Omar Troncoso at consulting Kearney said it has seen an “incredible increase in the number of clients trying to “nearshore” over the past year. Mexico is a popular destination because of its proximity to the US. Mexico also has the same infrastructure. Floors and freight networks are available.

According to a recent Kearney survey of directors of US manufacturing companies, although 70% of CEOs have planned, are considering or are planning to move production to Mexico, only 17% have done so.

Many companies find capacity in Mexico limited.
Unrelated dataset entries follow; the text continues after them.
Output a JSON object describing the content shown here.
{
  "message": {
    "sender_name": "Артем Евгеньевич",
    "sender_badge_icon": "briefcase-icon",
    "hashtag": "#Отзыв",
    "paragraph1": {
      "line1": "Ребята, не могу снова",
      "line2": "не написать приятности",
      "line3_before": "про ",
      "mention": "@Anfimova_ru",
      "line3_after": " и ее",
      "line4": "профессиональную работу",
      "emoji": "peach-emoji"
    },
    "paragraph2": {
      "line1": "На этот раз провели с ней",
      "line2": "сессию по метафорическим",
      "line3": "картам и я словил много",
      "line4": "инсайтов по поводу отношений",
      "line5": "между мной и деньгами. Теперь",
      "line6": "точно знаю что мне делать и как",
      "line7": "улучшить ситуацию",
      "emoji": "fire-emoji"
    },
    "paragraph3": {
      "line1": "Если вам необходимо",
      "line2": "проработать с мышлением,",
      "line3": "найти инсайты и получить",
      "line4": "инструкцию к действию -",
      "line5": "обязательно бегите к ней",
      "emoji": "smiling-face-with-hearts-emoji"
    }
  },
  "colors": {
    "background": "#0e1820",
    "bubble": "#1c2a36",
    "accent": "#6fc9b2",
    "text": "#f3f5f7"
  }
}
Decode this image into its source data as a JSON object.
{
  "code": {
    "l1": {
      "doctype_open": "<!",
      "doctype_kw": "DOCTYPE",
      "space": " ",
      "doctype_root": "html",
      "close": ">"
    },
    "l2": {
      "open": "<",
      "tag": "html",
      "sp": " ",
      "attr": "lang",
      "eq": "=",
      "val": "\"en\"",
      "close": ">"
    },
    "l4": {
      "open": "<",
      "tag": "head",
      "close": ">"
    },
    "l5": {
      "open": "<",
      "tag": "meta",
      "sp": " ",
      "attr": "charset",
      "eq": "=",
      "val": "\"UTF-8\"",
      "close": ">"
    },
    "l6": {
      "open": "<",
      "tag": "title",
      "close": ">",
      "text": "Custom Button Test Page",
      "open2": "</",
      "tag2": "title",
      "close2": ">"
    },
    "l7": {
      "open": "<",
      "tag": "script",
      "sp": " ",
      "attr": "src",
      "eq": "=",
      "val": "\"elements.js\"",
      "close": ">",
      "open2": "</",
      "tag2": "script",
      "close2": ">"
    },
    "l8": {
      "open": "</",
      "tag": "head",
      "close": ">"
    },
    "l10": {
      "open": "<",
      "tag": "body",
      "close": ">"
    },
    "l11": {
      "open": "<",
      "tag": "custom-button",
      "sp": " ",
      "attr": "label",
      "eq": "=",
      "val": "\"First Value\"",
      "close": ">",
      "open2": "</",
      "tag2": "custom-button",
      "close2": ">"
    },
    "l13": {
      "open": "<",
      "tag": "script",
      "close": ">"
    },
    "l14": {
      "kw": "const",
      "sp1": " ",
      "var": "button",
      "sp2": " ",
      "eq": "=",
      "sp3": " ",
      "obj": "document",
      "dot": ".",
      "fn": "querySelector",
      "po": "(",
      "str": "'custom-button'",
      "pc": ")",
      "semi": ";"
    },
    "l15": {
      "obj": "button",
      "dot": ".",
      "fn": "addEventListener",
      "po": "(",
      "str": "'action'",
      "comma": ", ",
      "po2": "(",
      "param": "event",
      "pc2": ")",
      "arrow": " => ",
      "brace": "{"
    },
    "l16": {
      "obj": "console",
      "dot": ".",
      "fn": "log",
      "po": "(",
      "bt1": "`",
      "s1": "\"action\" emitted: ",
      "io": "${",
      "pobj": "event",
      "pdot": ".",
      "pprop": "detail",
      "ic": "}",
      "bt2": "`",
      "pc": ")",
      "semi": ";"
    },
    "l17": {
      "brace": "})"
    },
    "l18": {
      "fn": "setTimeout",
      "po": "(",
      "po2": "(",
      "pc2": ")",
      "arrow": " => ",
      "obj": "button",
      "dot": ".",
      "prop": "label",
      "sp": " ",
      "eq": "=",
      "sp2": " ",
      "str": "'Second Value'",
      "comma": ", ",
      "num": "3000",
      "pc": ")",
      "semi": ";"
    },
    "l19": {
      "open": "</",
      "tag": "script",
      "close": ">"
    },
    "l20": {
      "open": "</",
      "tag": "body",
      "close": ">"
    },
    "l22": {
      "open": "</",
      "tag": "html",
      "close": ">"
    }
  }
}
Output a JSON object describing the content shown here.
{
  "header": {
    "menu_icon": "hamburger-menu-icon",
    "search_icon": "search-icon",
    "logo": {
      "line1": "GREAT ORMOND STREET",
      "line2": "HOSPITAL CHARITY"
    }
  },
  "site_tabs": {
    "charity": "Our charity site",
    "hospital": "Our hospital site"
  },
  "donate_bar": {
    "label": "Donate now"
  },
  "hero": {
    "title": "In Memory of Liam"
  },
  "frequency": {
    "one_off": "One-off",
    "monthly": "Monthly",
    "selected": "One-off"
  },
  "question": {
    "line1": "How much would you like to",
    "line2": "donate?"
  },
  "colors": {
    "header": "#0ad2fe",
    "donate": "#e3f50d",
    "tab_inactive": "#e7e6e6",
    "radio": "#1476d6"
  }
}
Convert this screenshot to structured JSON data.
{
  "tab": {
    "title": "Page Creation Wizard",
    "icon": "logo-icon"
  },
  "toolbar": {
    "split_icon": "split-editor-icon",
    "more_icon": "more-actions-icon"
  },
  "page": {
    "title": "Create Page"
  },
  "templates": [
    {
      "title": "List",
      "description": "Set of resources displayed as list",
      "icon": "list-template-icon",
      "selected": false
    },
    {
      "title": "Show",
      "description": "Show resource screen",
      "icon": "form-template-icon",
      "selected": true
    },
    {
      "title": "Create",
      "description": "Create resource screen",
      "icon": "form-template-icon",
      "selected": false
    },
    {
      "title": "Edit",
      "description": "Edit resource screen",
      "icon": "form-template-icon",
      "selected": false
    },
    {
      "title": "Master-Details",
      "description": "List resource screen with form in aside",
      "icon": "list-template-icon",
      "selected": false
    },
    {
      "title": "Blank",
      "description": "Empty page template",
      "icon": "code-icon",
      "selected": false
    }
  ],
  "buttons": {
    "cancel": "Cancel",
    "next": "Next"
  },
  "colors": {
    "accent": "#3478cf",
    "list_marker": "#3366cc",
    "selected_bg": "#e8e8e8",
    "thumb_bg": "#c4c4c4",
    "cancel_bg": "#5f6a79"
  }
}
Certain equipment or components cannot be manufactured there, for example expensive molds for plastic goods that must be imported from China, Troncoso said.

“You really have to know the people in the industry and get to know the suppliers,” he says. “Honestly, you have to convince them that your business is good for them, and they should. invest in this business.

Since the US-China trade war broke out, Sirius Archery Products has been trying to find a location closer to high-quality carbon for its products. However, they have yet to find a supplier in Mexico, said Seth Poston, the company’s president.

Instead, they turned to Japan. Poston said that if they buy from a supplier in the US, they will have to increase the price of the product by 40%. “There are no options for us in Mexico,” he said.